Geçen yılın başında asgari ücret 4 bin liranın üzerine çıktığında da kıyameti koparmışlardı. Gelin görün ki daha işçiler zamlı ücretlerini almadan enflasyon yükselmiş, asgari ücret açlık sınırının altında kalmıştı. Daha elimize geçmeden açlık sınırının altına düşen ücretler mi enflasyonu yükseltti?
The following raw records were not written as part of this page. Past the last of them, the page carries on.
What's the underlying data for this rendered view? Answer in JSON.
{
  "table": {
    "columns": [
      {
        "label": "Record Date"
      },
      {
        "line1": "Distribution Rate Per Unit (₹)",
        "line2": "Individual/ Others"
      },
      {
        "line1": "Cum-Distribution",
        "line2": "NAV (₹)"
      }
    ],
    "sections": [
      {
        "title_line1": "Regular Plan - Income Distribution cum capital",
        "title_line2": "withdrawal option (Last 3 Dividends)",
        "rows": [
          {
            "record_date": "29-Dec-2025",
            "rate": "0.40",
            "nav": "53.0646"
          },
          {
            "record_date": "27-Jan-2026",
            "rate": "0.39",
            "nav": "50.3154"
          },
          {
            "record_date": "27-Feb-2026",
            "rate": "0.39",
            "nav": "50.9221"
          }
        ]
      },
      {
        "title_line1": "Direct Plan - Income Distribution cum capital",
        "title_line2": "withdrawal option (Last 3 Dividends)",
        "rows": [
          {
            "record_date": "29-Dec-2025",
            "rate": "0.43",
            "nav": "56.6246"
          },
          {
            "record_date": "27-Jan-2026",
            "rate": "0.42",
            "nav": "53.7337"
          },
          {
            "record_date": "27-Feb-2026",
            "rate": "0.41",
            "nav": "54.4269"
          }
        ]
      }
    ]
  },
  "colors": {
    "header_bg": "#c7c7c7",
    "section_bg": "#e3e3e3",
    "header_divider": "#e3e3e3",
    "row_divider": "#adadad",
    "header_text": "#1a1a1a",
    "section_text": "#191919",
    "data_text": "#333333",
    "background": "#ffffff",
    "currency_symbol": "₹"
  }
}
Üstelik istatistikler bu “saygın” ekonomistleri hiç de doğrulamıyor. 2016 yılında şirketlerdeki “çalışan maliyeti” yüzde 16 iken bu yıl yüzde 10’a gerilemiş. Sadece bu da değil, son dört yılda işçilerin milli gelirden aldığı payda da büyük bir düşüş var. 2019’un üçüncü çeyreğinde (Temmuz-Ağustos-Eylül) yüzde 33,3 iken bu yılın aynı döneminde yüzde 26,3’e gerilemiş. Patronların payı ise yüzde 50’den yüzde 54,8’e yükselmiş! Yani dört yılda ekmeğimizden, etimizden, peynirimizden alıp patronların kasasına aktarmışlar. Buna rağmen utanmadan patronlar kârlarından taviz vermesin, yaşam derdiyle boğuşan emekçiler yoksulluk çukurunun en dibine yuvarlanmaya razı gelsin istiyorlar.
Bize maval okumayı bıraksınlar. Enflasyonun sebebi iktidarın ekonomi politikalarıdır, liranın dolar karşısında değersizleşmesidir. Bu politikaların bedelini biz ödemek istemiyoruz. Biz geçinebileceğimiz bir ücret istiyoruz, sefalet ücreti değil.